The second concern is operational: When an adaptation to a trial takes place, will investigators and patients put two and two together to deduce clues about the therapy’s efficacy? “Let’s say we’re going to increase sample size, or drop certain arms,” Evans says. “Well, that adaptation could send a message to people involved in the trial that the effect isn’t what you’d expect it to be. If that then changes people’s actions—whether it be investigators or patients—then you’ve introduced a source of bias.”
By and large, adaptations in early-stage trials are not problematic. In fact, says O’Neil, “we think they’ve been underexplored” in that context. But regulators need much more convincing in Phase 3, or in Phase 2 trials that propose to morph directly into Phase 3 without the 6–9 months of analysis between the two steps. Proposals that include such seamless Phase 2/3 trials undergo intense regulatory scrutiny, which can offset whatever time you’ve gained from the adaptation.
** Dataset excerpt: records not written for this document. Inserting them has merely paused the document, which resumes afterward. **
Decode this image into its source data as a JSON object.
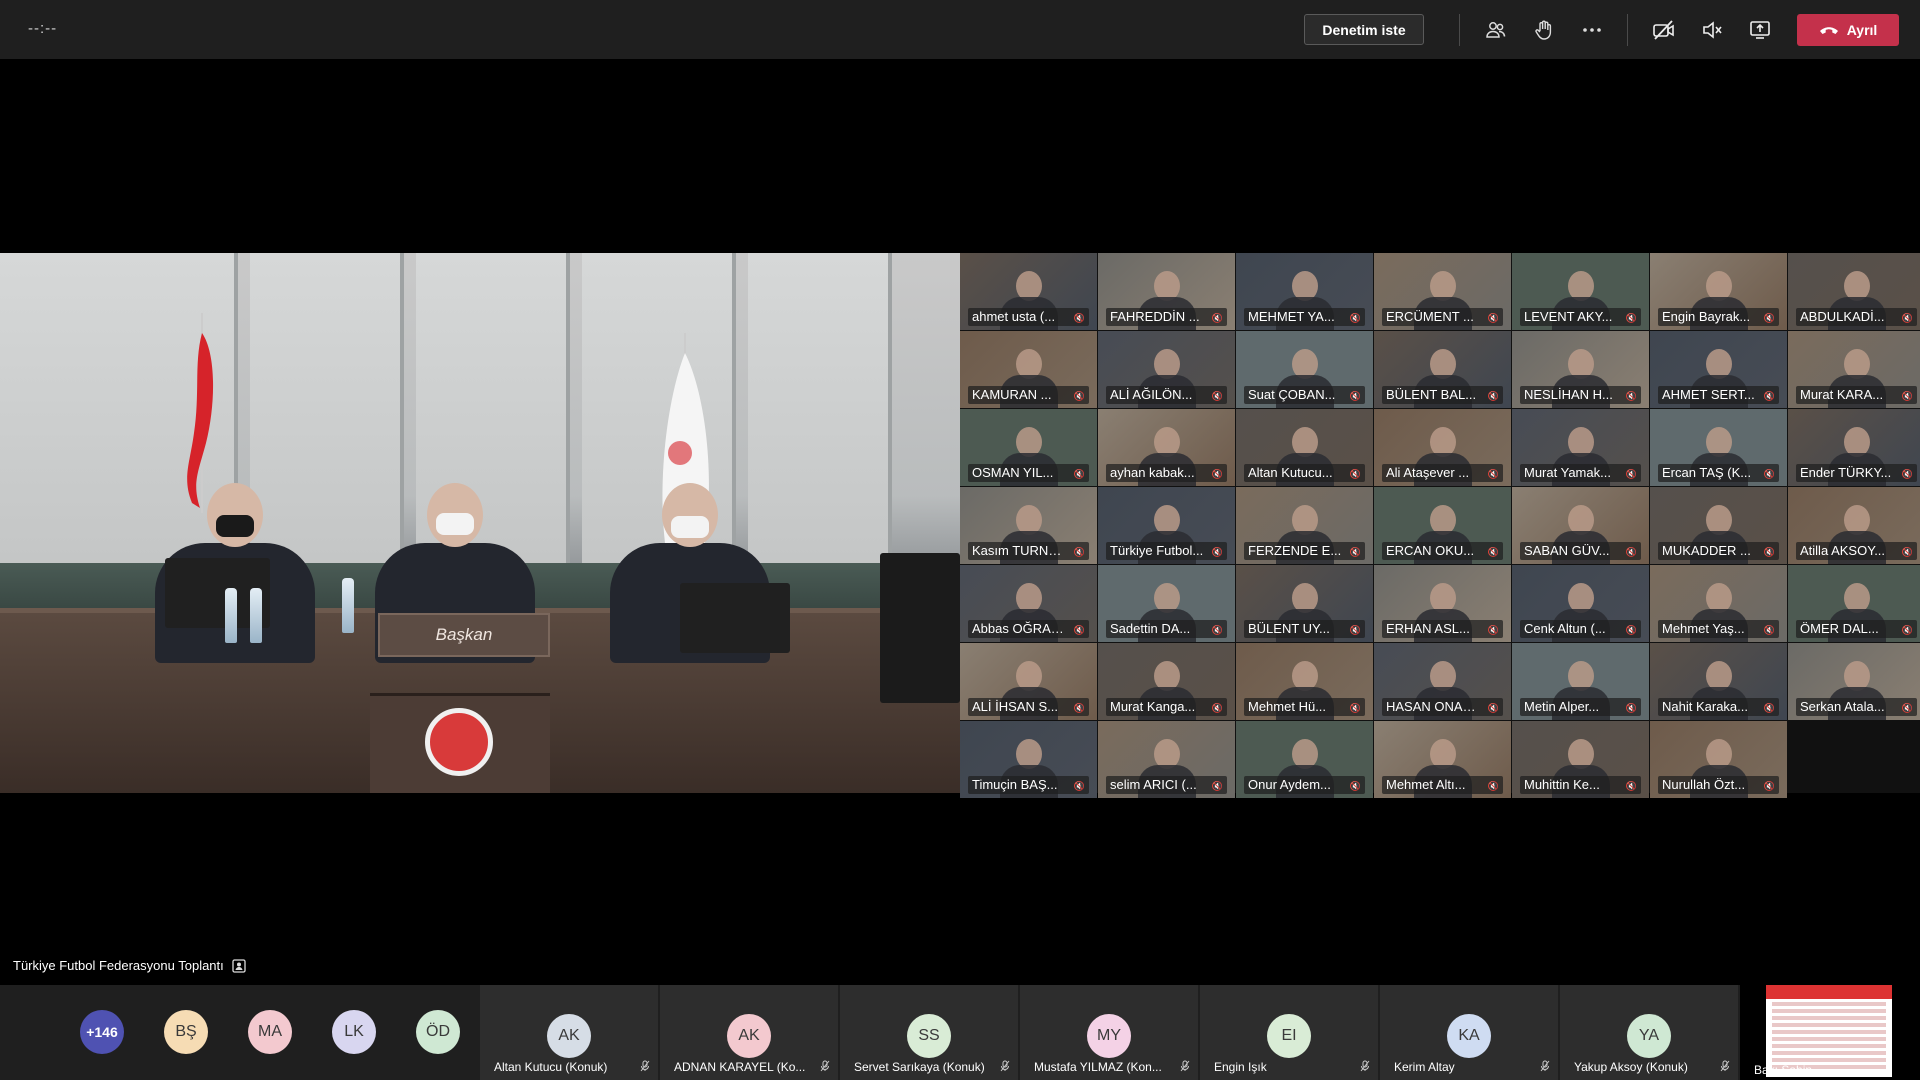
{
  "topbar": {
    "timer": "--:--",
    "control_button": "Denetim iste",
    "leave_button": "Ayrıl",
    "icons": [
      "participants-icon",
      "raise-hand-icon",
      "more-options-icon",
      "camera-off-icon",
      "speaker-mute-icon",
      "share-screen-icon",
      "phone-hangup-icon"
    ]
  },
  "room": {
    "nameplate": "Başkan"
  },
  "grid": {
    "tiles": [
      "ahmet usta (...",
      "FAHREDDİN ...",
      "MEHMET YA...",
      "ERCÜMENT ...",
      "LEVENT AKY...",
      "Engin Bayrak...",
      "ABDULKADİ...",
      "KAMURAN ...",
      "ALİ AĞILÖN...",
      "Suat ÇOBAN...",
      "BÜLENT BAL...",
      "NESLİHAN H...",
      "AHMET SERT...",
      "Murat KARA...",
      "OSMAN YIL...",
      "ayhan kabak...",
      "Altan Kutucu...",
      "Ali Ataşever ...",
      "Murat Yamak...",
      "Ercan TAŞ (K...",
      "Ender TÜRKY...",
      "Kasım TURNA...",
      "Türkiye Futbol...",
      "FERZENDE E...",
      "ERCAN OKU...",
      "SABAN GÜV...",
      "MUKADDER ...",
      "Atilla AKSOY...",
      "Abbas OĞRAŞ...",
      "Sadettin DA...",
      "BÜLENT UY...",
      "ERHAN ASL...",
      "Cenk Altun (...",
      "Mehmet Yaş...",
      "ÖMER DAL...",
      "ALİ İHSAN S...",
      "Murat Kanga...",
      "Mehmet Hü...",
      "HASAN ONAR...",
      "Metin Alper...",
      "Nahit Karaka...",
      "Serkan Atala...",
      "Timuçin BAŞ...",
      "selim ARICI (...",
      "Onur Aydem...",
      "Mehmet Altı...",
      "Muhittin Ke...",
      "Nurullah Özt..."
    ]
  },
  "meeting": {
    "title": "Türkiye Futbol Federasyonu Toplantı"
  },
  "roster": {
    "more_count": "+146",
    "small_avatars": [
      "BŞ",
      "MA",
      "LK",
      "ÖD"
    ],
    "participants": [
      {
        "initials": "AK",
        "name": "Altan Kutucu (Konuk)"
      },
      {
        "initials": "AK",
        "name": "ADNAN KARAYEL (Ko..."
      },
      {
        "initials": "SS",
        "name": "Servet Sarıkaya (Konuk)"
      },
      {
        "initials": "MY",
        "name": "Mustafa YILMAZ (Kon..."
      },
      {
        "initials": "EI",
        "name": "Engin Işık"
      },
      {
        "initials": "KA",
        "name": "Kerim Altay"
      },
      {
        "initials": "YA",
        "name": "Yakup Aksoy (Konuk)"
      }
    ],
    "shared_content_name": "Bakı Şahin"
  },
  "colors": {
    "topbar": "#1f1f1f",
    "leave": "#c4314b",
    "more_avatar": "#4f52b2"
  }
}
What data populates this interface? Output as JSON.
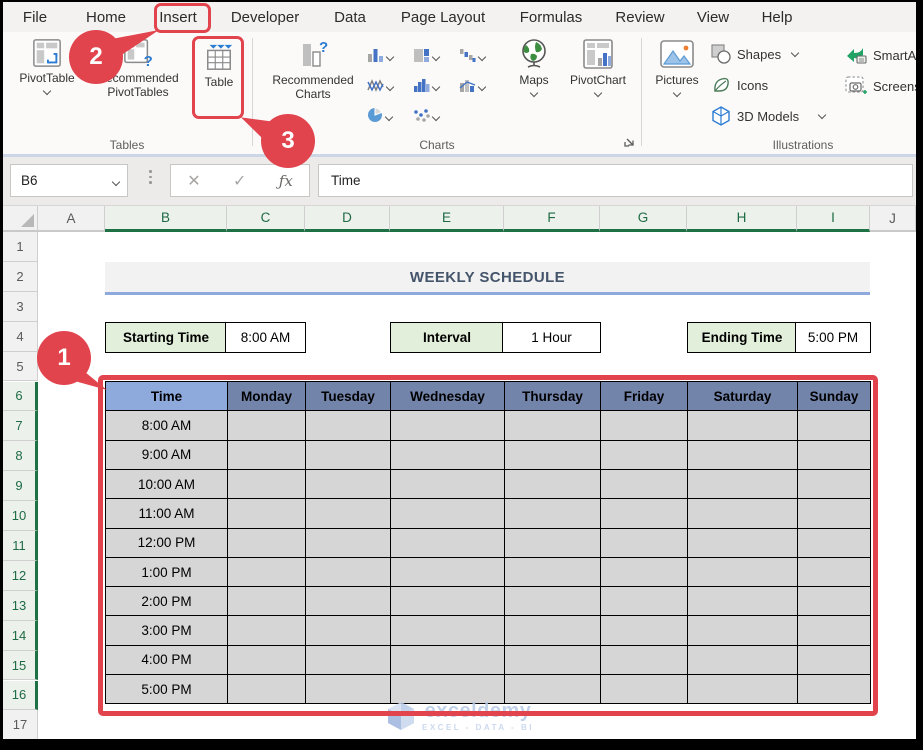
{
  "menubar": {
    "items": [
      {
        "label": "File"
      },
      {
        "label": "Home"
      },
      {
        "label": "Insert",
        "highlighted": true
      },
      {
        "label": "Developer"
      },
      {
        "label": "Data"
      },
      {
        "label": "Page Layout"
      },
      {
        "label": "Formulas"
      },
      {
        "label": "Review"
      },
      {
        "label": "View"
      },
      {
        "label": "Help"
      }
    ]
  },
  "ribbon": {
    "tables_group": {
      "label": "Tables",
      "pivottable": "PivotTable",
      "recommended_pivottables_line1": "Recommended",
      "recommended_pivottables_line2": "PivotTables",
      "table": "Table"
    },
    "charts_group": {
      "label": "Charts",
      "recommended_charts_line1": "Recommended",
      "recommended_charts_line2": "Charts",
      "maps": "Maps",
      "pivotchart": "PivotChart",
      "mini_icons": [
        "column-chart-icon",
        "treemap-chart-icon",
        "waterfall-chart-icon",
        "line-chart-icon",
        "histogram-chart-icon",
        "combo-chart-icon",
        "pie-chart-icon",
        "scatter-chart-icon"
      ]
    },
    "illustrations_group": {
      "label": "Illustrations",
      "pictures": "Pictures",
      "shapes": "Shapes",
      "icons": "Icons",
      "models_3d": "3D Models",
      "smartart": "SmartArt",
      "screenshot": "Screenshot"
    }
  },
  "formula_bar": {
    "name_box": "B6",
    "formula": "Time"
  },
  "grid": {
    "columns": [
      "A",
      "B",
      "C",
      "D",
      "E",
      "F",
      "G",
      "H",
      "I",
      "J"
    ],
    "selected_columns": [
      "B",
      "C",
      "D",
      "E",
      "F",
      "G",
      "H",
      "I"
    ],
    "rows": [
      "1",
      "2",
      "3",
      "4",
      "5",
      "6",
      "7",
      "8",
      "9",
      "10",
      "11",
      "12",
      "13",
      "14",
      "15",
      "16",
      "17"
    ],
    "selected_rows": [
      "6",
      "7",
      "8",
      "9",
      "10",
      "11",
      "12",
      "13",
      "14",
      "15",
      "16"
    ]
  },
  "sheet": {
    "title": "WEEKLY SCHEDULE",
    "params": [
      {
        "label": "Starting Time",
        "value": "8:00 AM"
      },
      {
        "label": "Interval",
        "value": "1 Hour"
      },
      {
        "label": "Ending Time",
        "value": "5:00 PM"
      }
    ]
  },
  "schedule": {
    "headers": [
      "Time",
      "Monday",
      "Tuesday",
      "Wednesday",
      "Thursday",
      "Friday",
      "Saturday",
      "Sunday"
    ],
    "times": [
      "8:00 AM",
      "9:00 AM",
      "10:00 AM",
      "11:00 AM",
      "12:00 PM",
      "1:00 PM",
      "2:00 PM",
      "3:00 PM",
      "4:00 PM",
      "5:00 PM"
    ]
  },
  "annotations": {
    "callouts": [
      "1",
      "2",
      "3"
    ]
  },
  "watermark": {
    "name": "exceldemy",
    "tagline": "EXCEL - DATA - BI"
  },
  "colors": {
    "annotation_red": "#E2444E",
    "excel_green": "#1E7145",
    "time_header_blue": "#8EA9DB",
    "day_header_blue": "#7384AB",
    "cell_gray": "#D6D6D6",
    "param_green": "#E2EFDA",
    "title_text": "#44546A",
    "title_underline": "#8EA9DB"
  }
}
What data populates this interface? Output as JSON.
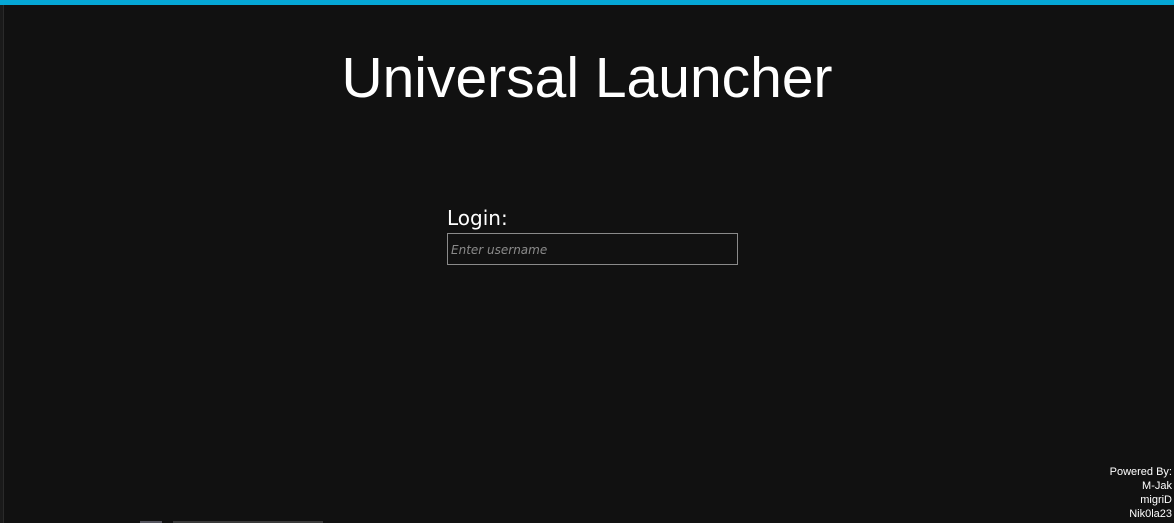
{
  "window": {
    "accent_color": "#05a7d6",
    "background_color": "#111111"
  },
  "header": {
    "title": "Universal Launcher"
  },
  "login": {
    "label": "Login:",
    "username_placeholder": "Enter username",
    "username_value": ""
  },
  "credits": {
    "heading": "Powered By:",
    "authors": [
      "M-Jak",
      "migriD",
      "Nik0la23"
    ]
  }
}
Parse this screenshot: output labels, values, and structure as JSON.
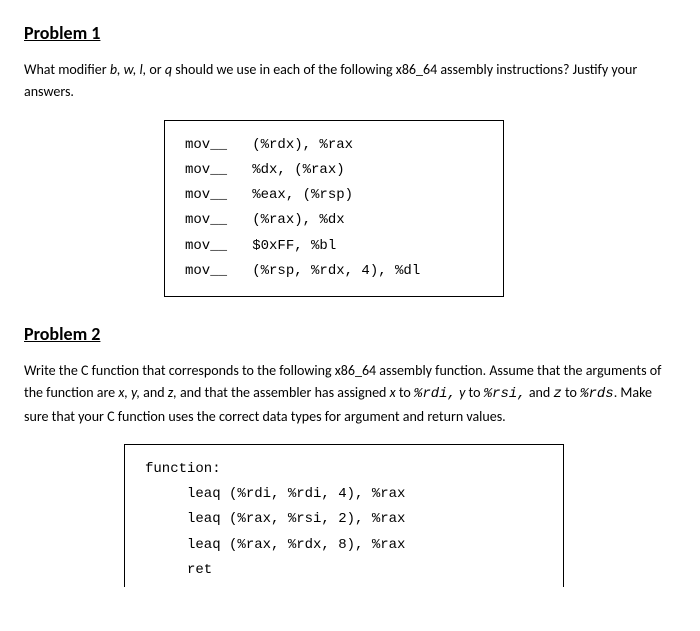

And at any stage, the approach requires “a lot more prospective planning, a lot more complexity in design, and perhaps even more risk, in terms of will [the trial] turn out as you had planned,” says O’Neil. Every possible eventuality in the trial that may result in an adaptation must be thought through and documented in advance—a simulation exercise requiring an enormous amount of statistical resources that small companies generally don’t have in-house. “There are a lot of amateurs running around saying we should do this without understanding the statistics behind it,” Turnbull notes.
Some say that the pressures of efficiency push some companies to misuse it. One strategy Wittes has encountered is undersizing trials in order to bait investors, she says. A company that can’t afford to run a full trial might plan an adaptive trial that stipulates an “outrageously large” effect for their treatment and contains a built-in plan to increase subject numbers if this noncredible effect size isn’t met. “Then at some planned interim they look at the data and they say, ‘Oh, the observed effect size is smaller than anticipated.’” Still, that limited data can be used to lure investors to fund the larger trial. “What I worry about is that in part [adaptive design] has caught on because of business pressures,” Evans says.
For Cervelo’s de Somer, conducting an adaptive trial meant hiring Cytel to help plan the trial and determine what, if any, adaptations were appropriate, at the cost of $200,000 for a $10 million trial. “I think it’s an investment of a few months and a few hundred thousand dollars for a trial that costs at least 50 to 100 times more,” de Somer says. “Beyond the money, it’s probably worth it from an ethical and a regulatory perspective.”
Indeed, if done right, the approach has one benefit that’s hard to deny: It forces trial organizers to plan their studies carefully, whether or not they decide to make adaptations. “I think the by-product [of attempts to implement adaptive trials] is an appreciation of much more prospective planning in trials than we had even five years ago,” says O’Neil. Quinlan agrees. “The process itself is really the benefit of adaptive design,” she says. “Whether or not you choose to have an adaptive design, if you go through the process of evaluation of comparing it with a traditional trial, you’ll end up with a better trial.”